What are the down sides?

The problem I think is going to be [what] we're seeing with Google, Google Search and Google AI ... where the number of use cases are going to be so high, that there's no scenario that I can see where answers that it provides won't have hallucinations that could be anywhere from incorrect and funny to wrong and dangerous.

Most studies around the level of accuracy and factual correctness of LLMs show that accuracy is significantly below 99.9 percent. That's still a massive number of people that are going to be getting incorrect information, and not having enough context of the question to know if that is incorrect information.

[AI] can come up with some creative answers that are wrong, and you don't want creativity when you're asking about doctor's appointments or medicine to be taken.

Let's talk about the implications for cybersecurity and data privacy. What are your thoughts on that? And do you think Apple will take the right provisions with this partnership to put data privacy controls in place?

I think it is a very, very valid concern that I'm personally concerned with. I think Apple has historically done a pretty admirable job related to data privacy and security. I would say more so than any other big tech company.

I think that the big challenge that they're going to face is that same ubiquity that I've been talking about with this integration of these tools into Apple devices, it's going to be really hard to delineate when you are feeding data into an AI, and that AI is consuming it, versus now where it's pretty clear: I've opened my OpenAI app, and I'm interacting with that app. It's clear at that moment.

But they're trying to drive the ubiquity of it and make it everywhere in the device, while at the same time trying to control and make the user aware of when their data is being sent to large language models, and when it's not. I think that's going to be an interesting challenge for them to address.

Does Apple Intelligence open up new cyberattack vectors?

For sure. I mean I have no idea as in the forms that that will take, but anytime new technology is implemented, there will be bad actors that will look to exploit it.

MES Computing also discussed with Gillham the AI-generated text detection that his company performs.

Is there an LLM model that is harder to detect than others?

What we're seeing is that most models are all converging around a similar capability of detection. The short answer is no, we see our effectiveness has very minimal drop off with each new leading language model, whether it be LLama3, Mistral, Gemini or Claude – similar detection capabilities regardless of the latest model.

Can the average person eyeball text and see if it is AI written?

Humans have two biases that lead to this problem. We have this overconfidence bias. If you go into a room and you say," put up your hand, if you're an above average driver," studies have shown 70-80% of the room will put up their hands, which is obviously flawed, it should be 50-50 percent of the room, if everyone is truthful.

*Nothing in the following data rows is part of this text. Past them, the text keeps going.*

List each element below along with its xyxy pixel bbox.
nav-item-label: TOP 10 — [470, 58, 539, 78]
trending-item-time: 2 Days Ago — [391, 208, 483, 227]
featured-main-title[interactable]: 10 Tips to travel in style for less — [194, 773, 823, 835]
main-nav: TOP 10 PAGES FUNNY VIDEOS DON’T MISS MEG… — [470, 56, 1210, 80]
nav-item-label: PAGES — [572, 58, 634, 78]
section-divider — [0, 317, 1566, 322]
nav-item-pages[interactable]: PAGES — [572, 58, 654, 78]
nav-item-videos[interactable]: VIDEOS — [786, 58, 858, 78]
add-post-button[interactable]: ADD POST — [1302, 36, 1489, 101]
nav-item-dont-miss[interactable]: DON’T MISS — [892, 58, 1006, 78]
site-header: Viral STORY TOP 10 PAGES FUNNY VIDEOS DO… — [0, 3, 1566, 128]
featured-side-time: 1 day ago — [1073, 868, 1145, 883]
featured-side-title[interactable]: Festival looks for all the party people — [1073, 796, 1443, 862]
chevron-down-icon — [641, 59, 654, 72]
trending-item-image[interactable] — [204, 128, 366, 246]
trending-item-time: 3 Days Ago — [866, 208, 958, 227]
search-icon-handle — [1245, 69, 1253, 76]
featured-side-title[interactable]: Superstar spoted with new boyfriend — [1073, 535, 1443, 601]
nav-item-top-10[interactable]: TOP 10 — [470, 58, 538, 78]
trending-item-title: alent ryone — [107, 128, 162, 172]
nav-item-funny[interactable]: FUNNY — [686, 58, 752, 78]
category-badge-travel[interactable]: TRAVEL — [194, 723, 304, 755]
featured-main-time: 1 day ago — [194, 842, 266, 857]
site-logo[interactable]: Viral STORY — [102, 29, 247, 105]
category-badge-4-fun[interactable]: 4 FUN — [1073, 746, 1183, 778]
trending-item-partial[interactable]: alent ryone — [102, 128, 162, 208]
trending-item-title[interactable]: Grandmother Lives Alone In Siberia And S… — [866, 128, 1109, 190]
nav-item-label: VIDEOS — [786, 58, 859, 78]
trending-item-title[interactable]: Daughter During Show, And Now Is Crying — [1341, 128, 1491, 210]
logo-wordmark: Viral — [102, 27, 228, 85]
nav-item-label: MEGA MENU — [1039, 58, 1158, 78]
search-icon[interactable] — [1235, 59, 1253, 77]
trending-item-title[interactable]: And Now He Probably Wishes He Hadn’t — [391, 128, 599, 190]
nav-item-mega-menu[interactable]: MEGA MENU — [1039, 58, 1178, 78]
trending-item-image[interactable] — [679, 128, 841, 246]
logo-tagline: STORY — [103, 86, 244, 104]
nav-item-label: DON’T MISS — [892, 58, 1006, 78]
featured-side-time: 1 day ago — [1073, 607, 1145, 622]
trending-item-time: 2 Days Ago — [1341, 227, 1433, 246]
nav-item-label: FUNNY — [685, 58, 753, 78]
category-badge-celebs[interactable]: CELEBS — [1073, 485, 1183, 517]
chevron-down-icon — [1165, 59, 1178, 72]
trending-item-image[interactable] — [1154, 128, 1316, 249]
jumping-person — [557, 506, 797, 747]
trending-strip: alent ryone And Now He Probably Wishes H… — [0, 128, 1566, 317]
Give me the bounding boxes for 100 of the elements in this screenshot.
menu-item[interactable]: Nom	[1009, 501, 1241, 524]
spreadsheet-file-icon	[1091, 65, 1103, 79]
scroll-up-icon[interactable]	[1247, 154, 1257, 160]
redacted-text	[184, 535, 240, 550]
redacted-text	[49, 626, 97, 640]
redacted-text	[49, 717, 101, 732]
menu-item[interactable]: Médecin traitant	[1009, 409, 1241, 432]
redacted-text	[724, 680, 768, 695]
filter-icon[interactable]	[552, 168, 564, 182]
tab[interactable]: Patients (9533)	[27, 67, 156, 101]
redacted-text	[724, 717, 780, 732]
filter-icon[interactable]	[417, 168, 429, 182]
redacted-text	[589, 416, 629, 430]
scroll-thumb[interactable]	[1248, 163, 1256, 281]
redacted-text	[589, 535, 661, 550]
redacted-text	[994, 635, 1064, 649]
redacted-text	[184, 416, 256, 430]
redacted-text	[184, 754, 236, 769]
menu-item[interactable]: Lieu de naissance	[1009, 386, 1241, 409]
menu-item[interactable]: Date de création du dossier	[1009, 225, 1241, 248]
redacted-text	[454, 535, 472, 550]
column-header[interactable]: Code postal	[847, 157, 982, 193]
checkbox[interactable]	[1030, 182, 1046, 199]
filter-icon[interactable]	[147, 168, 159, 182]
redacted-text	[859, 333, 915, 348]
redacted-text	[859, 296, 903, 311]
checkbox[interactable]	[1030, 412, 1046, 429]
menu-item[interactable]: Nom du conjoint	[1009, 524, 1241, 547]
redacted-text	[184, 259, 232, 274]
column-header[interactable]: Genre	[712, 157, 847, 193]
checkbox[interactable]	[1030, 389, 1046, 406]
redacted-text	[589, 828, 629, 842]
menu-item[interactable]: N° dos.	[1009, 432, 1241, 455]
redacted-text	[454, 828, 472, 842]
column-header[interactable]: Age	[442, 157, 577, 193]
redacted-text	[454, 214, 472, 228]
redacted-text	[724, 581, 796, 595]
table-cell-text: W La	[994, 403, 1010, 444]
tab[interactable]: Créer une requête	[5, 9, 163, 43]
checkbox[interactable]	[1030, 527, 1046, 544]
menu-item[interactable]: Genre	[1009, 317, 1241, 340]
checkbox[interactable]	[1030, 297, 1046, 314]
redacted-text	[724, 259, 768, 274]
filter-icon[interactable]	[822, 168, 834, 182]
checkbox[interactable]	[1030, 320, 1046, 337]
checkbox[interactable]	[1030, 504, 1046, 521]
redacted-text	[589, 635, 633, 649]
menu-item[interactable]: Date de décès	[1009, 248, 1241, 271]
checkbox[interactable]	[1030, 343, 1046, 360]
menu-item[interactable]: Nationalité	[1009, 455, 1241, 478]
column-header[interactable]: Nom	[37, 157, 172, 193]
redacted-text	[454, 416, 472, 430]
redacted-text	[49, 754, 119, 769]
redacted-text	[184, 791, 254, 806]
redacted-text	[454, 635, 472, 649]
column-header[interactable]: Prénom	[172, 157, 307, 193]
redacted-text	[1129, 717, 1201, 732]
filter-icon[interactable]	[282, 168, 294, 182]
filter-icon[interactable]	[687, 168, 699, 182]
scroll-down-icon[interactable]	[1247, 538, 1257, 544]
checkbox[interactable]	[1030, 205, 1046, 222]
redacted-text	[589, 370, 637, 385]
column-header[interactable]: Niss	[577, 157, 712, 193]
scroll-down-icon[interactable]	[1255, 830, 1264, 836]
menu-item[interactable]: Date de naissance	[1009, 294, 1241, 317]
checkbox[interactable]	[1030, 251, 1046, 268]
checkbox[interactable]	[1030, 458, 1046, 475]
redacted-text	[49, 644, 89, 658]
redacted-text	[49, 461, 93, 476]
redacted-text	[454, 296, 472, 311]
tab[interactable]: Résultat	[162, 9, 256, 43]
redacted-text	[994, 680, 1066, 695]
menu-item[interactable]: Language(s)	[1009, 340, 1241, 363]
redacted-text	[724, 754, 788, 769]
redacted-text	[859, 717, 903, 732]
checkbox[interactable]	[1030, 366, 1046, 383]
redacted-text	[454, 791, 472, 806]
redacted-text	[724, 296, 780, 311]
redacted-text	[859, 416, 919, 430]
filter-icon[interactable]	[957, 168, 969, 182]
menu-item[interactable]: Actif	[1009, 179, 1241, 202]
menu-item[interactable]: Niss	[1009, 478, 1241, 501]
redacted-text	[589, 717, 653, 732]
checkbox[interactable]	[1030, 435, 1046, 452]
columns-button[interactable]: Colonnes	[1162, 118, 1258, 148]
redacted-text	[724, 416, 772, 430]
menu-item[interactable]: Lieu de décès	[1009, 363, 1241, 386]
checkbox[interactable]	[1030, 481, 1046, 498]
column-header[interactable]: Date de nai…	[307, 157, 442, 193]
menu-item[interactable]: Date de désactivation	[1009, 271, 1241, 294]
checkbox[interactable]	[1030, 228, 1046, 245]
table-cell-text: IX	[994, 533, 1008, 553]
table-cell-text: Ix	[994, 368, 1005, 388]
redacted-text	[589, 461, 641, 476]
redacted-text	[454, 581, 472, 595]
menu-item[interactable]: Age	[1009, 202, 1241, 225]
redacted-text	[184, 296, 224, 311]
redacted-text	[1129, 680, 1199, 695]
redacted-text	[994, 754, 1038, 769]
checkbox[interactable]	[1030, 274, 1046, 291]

And then humans have a pattern recognition bias. We think we can look at noise and recognize patterns. Talk to a gambler playing a game that is absolutely random. They might tell you they have a system because they can recognize patterns. I think there's these two biases at play that lead to humans believing that they are more capable than they are at recognizing patterns when in noise.

In all studies that that we've looked at, and that have been published, humans' ability to detect AI-generated content, unless significant controls are put in place, like you get to see their previous work, and then you get to see their new work, that increases the ability for humans to detect AI.

But if you're just given random samples, it is no better than flip of a coin.